Since the Unibody
MacBooks made their entrance last October 14, very little attention
has been paid to the mildly updated holdover entry-level 2.1 GHz MacBook White that was
announced at the same time - and most of what has been said is focused
narrowly on the price cut to $999 from $1,099 for the previous
entry-level model.
The last representative of Apple's best-selling notebook computer
model ever really deserves more respect than that.
The white MacBook
I suppose that it's partly because the polycarbonate-bodied 13.3"
MacBook, a conventional machine that owed much in terms of styling to
the iBooks it replaced, was never terribly exciting at the best of
times. The dual USB iBook form factor had been around what seemed like
forever (five years), and had it not been for the availability of a
black MacBook, albeit at a hard-to-justify $200 price premium for some
black pigment in the polycarbonate resin its case was molded from and a
somewhat larger hard drive, it would have been even a bigger yawner
aesthetically.
Now that the MacBook has been in production for just shy of three
years, it just can't compete for attention with the swish new Unibody
model.
'Old School' Virtues
However, the "old school" MacBook still has its virtues, one being
that it sells for $300 less than the 2.0 GHz Unibody MacBook. It is
also the last Apple portable with a FireWire 400 port and the only
consumer MacBook with any sort of FireWire support, which is huge for
some users.
It's also easy to forget how well-endowed all Macs really are,
including this price-leader MacBook and even the Mac mini. The base MacBook comes
with a Penryn Core 2 CPU with an enhanced SSE4 vector engine and a
3 MB level 2 (L2) cache shared by both cores that's actually
faster than the base Unibody's CPU (although the MacBook White runs on
a slower, 800 MHz frontside bus), Apple's iLife suite of applications
bundled, and iSight camera, a better array of I/O ports than the
upmarket unibodies, a MagSafe power adapter, and, of course, Mac
OS X.
Okay, the truly price conscious and those with really constraining
budget realities are just not going to get excited over a $1,000
notebook, even if it is a Mac, when they can get a pretty decently
featured PC "netbook" for $300, but in the context of Apple notebook
history, this 2.1 GHz Core 2 Duo unit offers the most power and
features for your purchase dollar you've ever been able to get - much
more than the last $999 Apple notebook - a G3 iBook - ever
represented.
Looked at from that perspective, it's a bit of a steal.
'Old School' Drawbacks
Of course, the 2.1 GHz MacBook is well short of perfection, even if
it does now come with an 8x dual-layer SuperDrive. Serious gamers (or
even many casual ones) would not even consider one of these machines in
light of the plastic MacBook's most serious Achilles' heel - the
mediocre video supported by its slow Intel GMA X3100 integrated
graphics that uses 144 MB of system memory for graphics, an issue that
has been dealt with handily in the new aluminum MacBooks, which boast
the all-new Nvidia GeForce 9400M integrated graphics that Apple claims
are up to five times faster than the X3100 can manage.
That said, if you're not a serious gamer and don't use your laptop
for higher-end graphics or video editing, you will probably find the
old school MacBook's graphics performance more than adequate (although
one other point to consider is that OS X 10.5.6 "Snow Leopard"
reportedly leans a lot more heavily on its supporting hardware's
graphics system than previous versions of OS X have).

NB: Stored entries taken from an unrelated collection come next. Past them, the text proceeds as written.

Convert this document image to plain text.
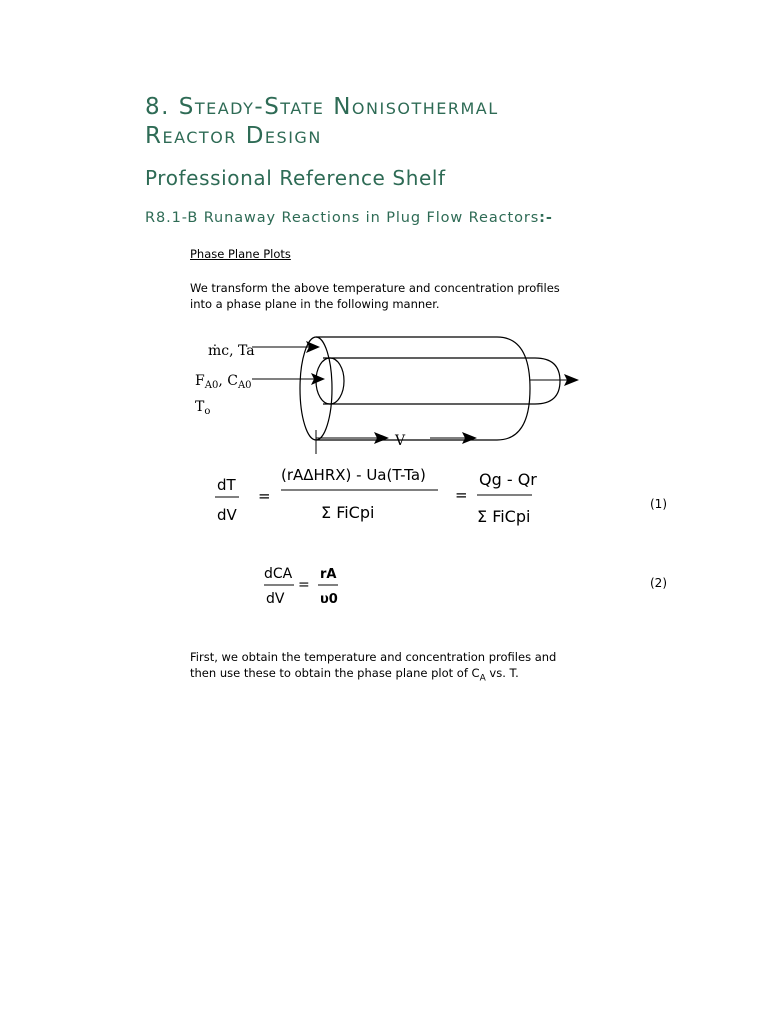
8. Steady-State Nonisothermal
Reactor Design
Professional Reference Shelf
R8.1-B Runaway Reactions in Plug Flow Reactors:-
Phase Plane Plots
We transform the above temperature and concentration profiles into a phase plane in the following manner.
ṁc, Ta
$F_{A0}$, $C_{A0}$
$T_o$
V
dT
dV
=
(rAΔHRX) - Ua(T-Ta)
Σ FiCpi
=
Qg - Qr
Σ FiCpi
(1)
dCA
dV
=
rA
υ0
(2)
First, we obtain the temperature and concentration profiles and then use these to obtain the phase plane plot of $C_A$ vs. T.
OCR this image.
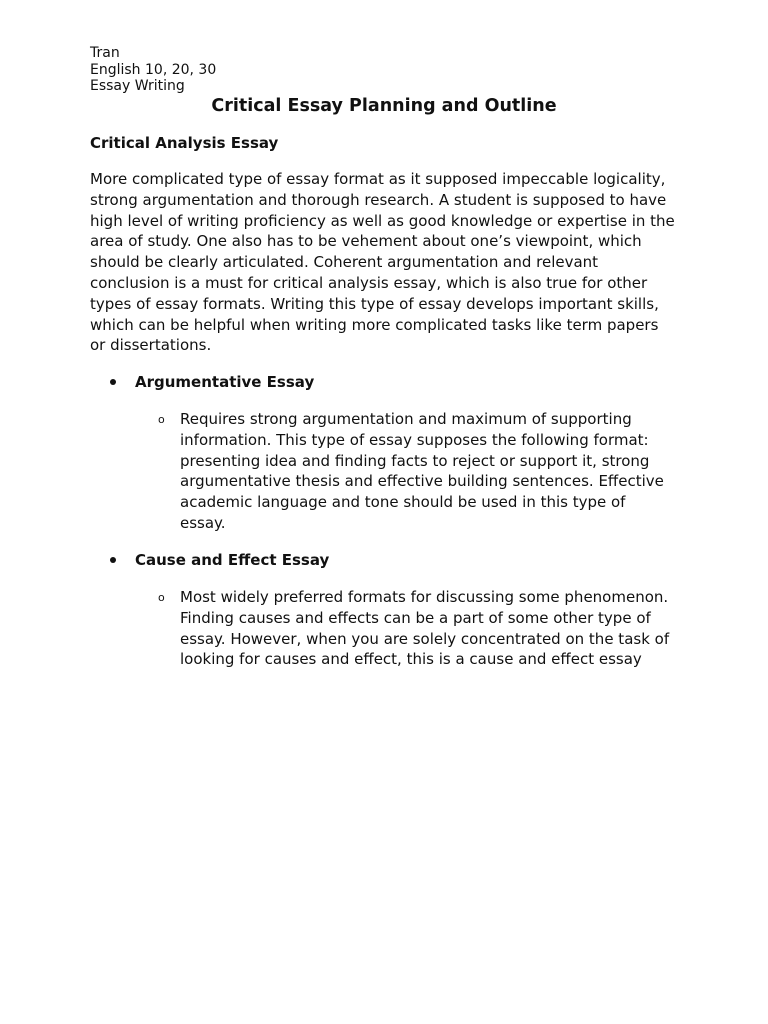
Tran
English 10, 20, 30
Essay Writing
Critical Essay Planning and Outline
Critical Analysis Essay

More complicated type of essay format as it supposed impeccable logicality,
strong argumentation and thorough research. A student is supposed to have
high level of writing proficiency as well as good knowledge or expertise in the
area of study. One also has to be vehement about one’s viewpoint, which
should be clearly articulated. Coherent argumentation and relevant
conclusion is a must for critical analysis essay, which is also true for other
types of essay formats. Writing this type of essay develops important skills,
which can be helpful when writing more complicated tasks like term papers
or dissertations.

Argumentative Essay
o Requires strong argumentation and maximum of supporting
information. This type of essay supposes the following format:
presenting idea and finding facts to reject or support it, strong
argumentative thesis and effective building sentences. Effective
academic language and tone should be used in this type of
essay.
Cause and Effect Essay
o Most widely preferred formats for discussing some phenomenon.
Finding causes and effects can be a part of some other type of
essay. However, when you are solely concentrated on the task of
looking for causes and effect, this is a cause and effect essay
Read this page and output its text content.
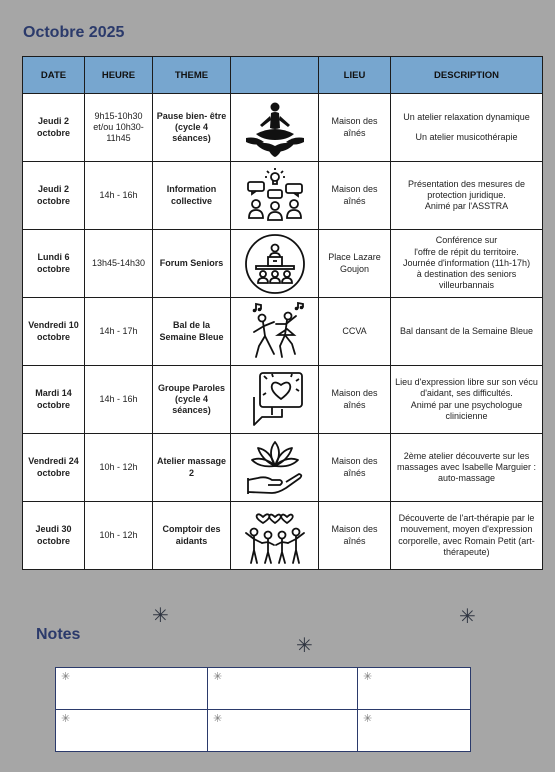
Octobre 2025
DATE	HEURE	THEME		LIEU	DESCRIPTION
Jeudi 2 octobre	9h15-10h30 et/ou 10h30-11h45	Pause bien- être (cycle 4 séances)		Maison des aînés	Un atelier relaxation dynamique
Un atelier musicothérapie

Jeudi 2 octobre	14h - 16h	Information collective		Maison des aînés	Présentation des mesures de protection juridique.
Animé par l'ASSTRA

Lundi 6 octobre	13h45-14h30	Forum Seniors		Place Lazare Goujon	Conférence sur
l'offre de répit du territoire.
Journée d'information (11h-17h)
à destination des seniors villeurbannais

Vendredi 10 octobre	14h - 17h	Bal de la Semaine Bleue		CCVA	Bal dansant de la Semaine Bleue

Mardi 14 octobre	14h - 16h	Groupe Paroles (cycle 4 séances)		Maison des aînés	Lieu d'expression libre sur son vécu d'aidant, ses difficultés.
Animé par une psychologue clinicienne

Vendredi 24 octobre	10h - 12h	Atelier massage 2		Maison des aînés	2ème atelier découverte sur les massages avec Isabelle Marguier : auto-massage

Jeudi 30 octobre	10h - 12h	Comptoir des aidants		Maison des aînés	Découverte de l'art-thérapie par le mouvement, moyen d'expression corporelle, avec Romain Petit (art-thérapeute)
✳	✳
✳
Notes
✳	✳	✳
✳	✳	✳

Another caveat is that while the old school MacBook's polycarbonate
case is supposedly extremely tough and claimed by some to do a better
job of absorbing knocks and bumps when you take your laptop on the road
than metal-skinned machines, throughout its model run some owners have
complained about cases cracking. You can read more about that issue in
Apple's
forums and at MacInTouch.
The MacBook's standard 120 GB hard drive offers a serviceable,
although not cavernous, capacity by today's standards, but it's really
easy to upgrade the hard drive. It also includes a not really adequate
1 GB of RAM, but that can be expanded to a very respectable
4 GB. The 13.3" 1280 x 800 resolution glossy display has a tried
and true CCFL backlight instead of the snazzy new LED backlighting in
the Unibody MacBook, and its battery provides a competitive 4.5 hours
of runtime.
A Proven Design
An awful lot of people have bought these MacBooks in their various
revisions, and the case crack issue notwithstanding, reliability horror
stories have been relatively rare. The design has to be pretty
thoroughly debugged by now, and if you prefer known-quantity mature
technology, then this is your machine among current Mac laptop
offerings.
And if you want one, the opportunity to buy new may be drawing to a
close. There were rumors prior to Macworld Expo that the 2.1 GHz
MacBook would be discontinued. That hasn't happened yet, but I deduce
that Apple will not want to continue the manufacturing, parts sourcing,
and inventory complication of building two completely distinct families
of MacBook indefinitely, so that at some point - likely not far off -
the plastic model will be replaced by an entry-level Unibody MacBook.